In exasperation, Sarah throws her hands into the air and directly and forcefully says, “What nonsense! Can’t you see the children are playacting?”
It’s not that they don’t see, but that they refuse to. They place their fear over their reason and allow the prevailing hysteria to rule. The adults fall into line – comply – and decide the girls’ “vision” proves Sarah guilty.
So began the history of conspiracy theoryism in American history and culture. Since then, it has been a meandering, circuitous path from Salem to QAnon. As the inimitable Yogi Berra put it, “It’s déjà vu all over again.”
To enlighten presupposes a condition or state in which a person or people exist in darkness. Thus, enlightening is to shine a light upon to dispel ignorance and to make known truth.
The Witch Trials occurred during the nascent years of the Age of Enlightenment in which reason and science challenged the last vestiges of the Middle Ages in which mummery, superstition, and quackery acted as governing forces in human affairs. Thought leaders such as John Locke, Isaac Newton, Jacques Rousseau, and our Founders dispelled that nonsense by positing science and reason are indispensable to grasping reality.
In the East, two millennia before western minds were becoming enlightened, enlightenment in a different context became a prevailing ethos. In the fifth century BCE, Siddhartha Gautama introduced his philosophy of life that took a deeper look into ultimate reality. The Buddha set forth the Four Noble Truths and the Noble Eightfold Path, which address suffering and right living. A core principle is that life is filled with suffering as the result of human wants and desires: Attachments. And fear. Fear of losing that which one holds dear, secular and beyond.

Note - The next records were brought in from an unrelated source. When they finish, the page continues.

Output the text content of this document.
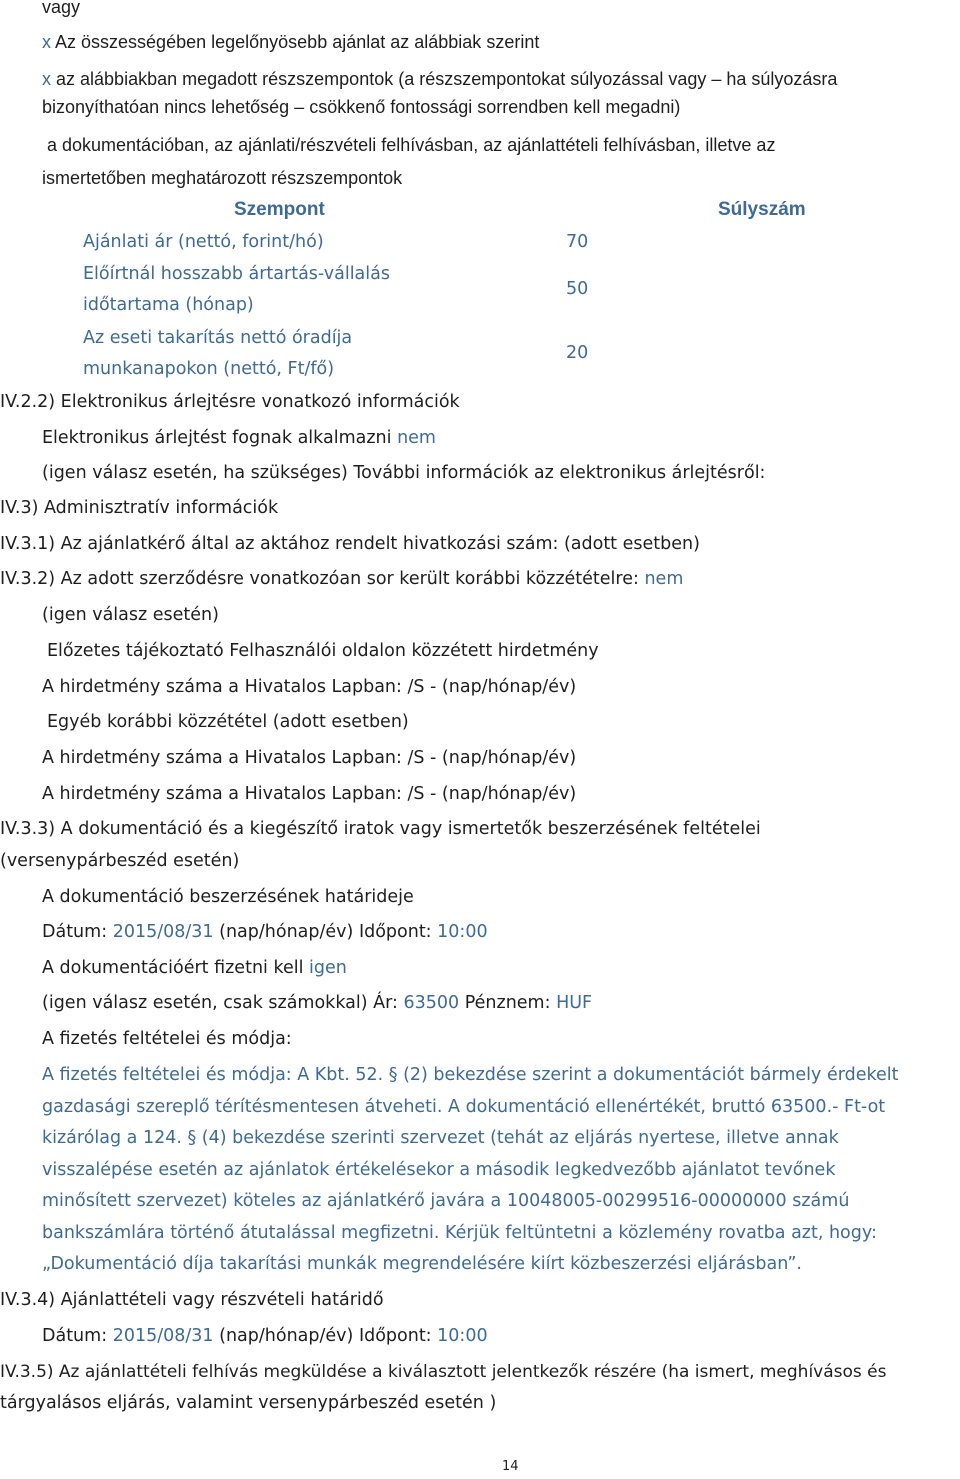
vagy
x Az összességében legelőnyösebb ajánlat az alábbiak szerint
x az alábbiakban megadott részszempontok (a részszempontokat súlyozással vagy – ha súlyozásra
bizonyíthatóan nincs lehetőség – csökkenő fontossági sorrendben kell megadni)
a dokumentációban, az ajánlati/részvételi felhívásban, az ajánlattételi felhívásban, illetve az
ismertetőben meghatározott részszempontok
Szempont	Súlyszám
Ajánlati ár (nettó, forint/hó)	70
Előírtnál hosszabb ártartás-vállalás
időtartama (hónap)
50
Az eseti takarítás nettó óradíja
munkanapokon (nettó, Ft/fő)
20
IV.2.2) Elektronikus árlejtésre vonatkozó információk
Elektronikus árlejtést fognak alkalmazni nem
(igen válasz esetén, ha szükséges) További információk az elektronikus árlejtésről:
IV.3) Adminisztratív információk
IV.3.1) Az ajánlatkérő által az aktához rendelt hivatkozási szám: (adott esetben)
IV.3.2) Az adott szerződésre vonatkozóan sor került korábbi közzétételre: nem
(igen válasz esetén)
Előzetes tájékoztató Felhasználói oldalon közzétett hirdetmény
A hirdetmény száma a Hivatalos Lapban: /S - (nap/hónap/év)
Egyéb korábbi közzététel (adott esetben)
A hirdetmény száma a Hivatalos Lapban: /S - (nap/hónap/év)
A hirdetmény száma a Hivatalos Lapban: /S - (nap/hónap/év)
IV.3.3) A dokumentáció és a kiegészítő iratok vagy ismertetők beszerzésének feltételei
(versenypárbeszéd esetén)
A dokumentáció beszerzésének határideje
Dátum: 2015/08/31 (nap/hónap/év) Időpont: 10:00
A dokumentációért fizetni kell igen
(igen válasz esetén, csak számokkal) Ár: 63500 Pénznem: HUF
A fizetés feltételei és módja:
A fizetés feltételei és módja: A Kbt. 52. § (2) bekezdése szerint a dokumentációt bármely érdekelt
gazdasági szereplő térítésmentesen átveheti. A dokumentáció ellenértékét, bruttó 63500.- Ft-ot
kizárólag a 124. § (4) bekezdése szerinti szervezet (tehát az eljárás nyertese, illetve annak
visszalépése esetén az ajánlatok értékelésekor a második legkedvezőbb ajánlatot tevőnek
minősített szervezet) köteles az ajánlatkérő javára a 10048005-00299516-00000000 számú
bankszámlára történő átutalással megfizetni. Kérjük feltüntetni a közlemény rovatba azt, hogy:
„Dokumentáció díja takarítási munkák megrendelésére kiírt közbeszerzési eljárásban”.
IV.3.4) Ajánlattételi vagy részvételi határidő
Dátum: 2015/08/31 (nap/hónap/év) Időpont: 10:00
IV.3.5) Az ajánlattételi felhívás megküldése a kiválasztott jelentkezők részére (ha ismert, meghívásos és
tárgyalásos eljárás, valamint versenypárbeszéd esetén )
14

Though the two perspectives approach enlightenment differently, they overlap. In The Quantum and the Lotus – thank you, Claudia, for the gift – an astrophysicist and a Buddhist monk discuss how quantum physics dovetails with Buddhism. A conclusion that can be drawn from their exchange is that for one to attain true enlightenment, he/she must draw upon every aspect of his/her being. Not only brain power – thought – but also emotion, behavior, and spirit.
The science of emotional intelligence confirms the Buddha’s insight, offering evidence we think what we feel and feel what we think. It is a circular, self-reinforcing interaction, which means we can be our own fount of joy or our own self-afflicting, wound-inflicting firing squad.
You choose.
There is no easy path to enlightenment. For the West’s great thinkers, it is largely through reason, observation, and objective, quantifiable evidence. In Buddhism, the path is more nebulous that can be considered this way:
Student: “How do I attain enlightenment.”
Teacher: “Pick up sticks and carry water.”
Student: “What should I do after enlightenment?”
Teacher: “Pick up sticks and carry water.”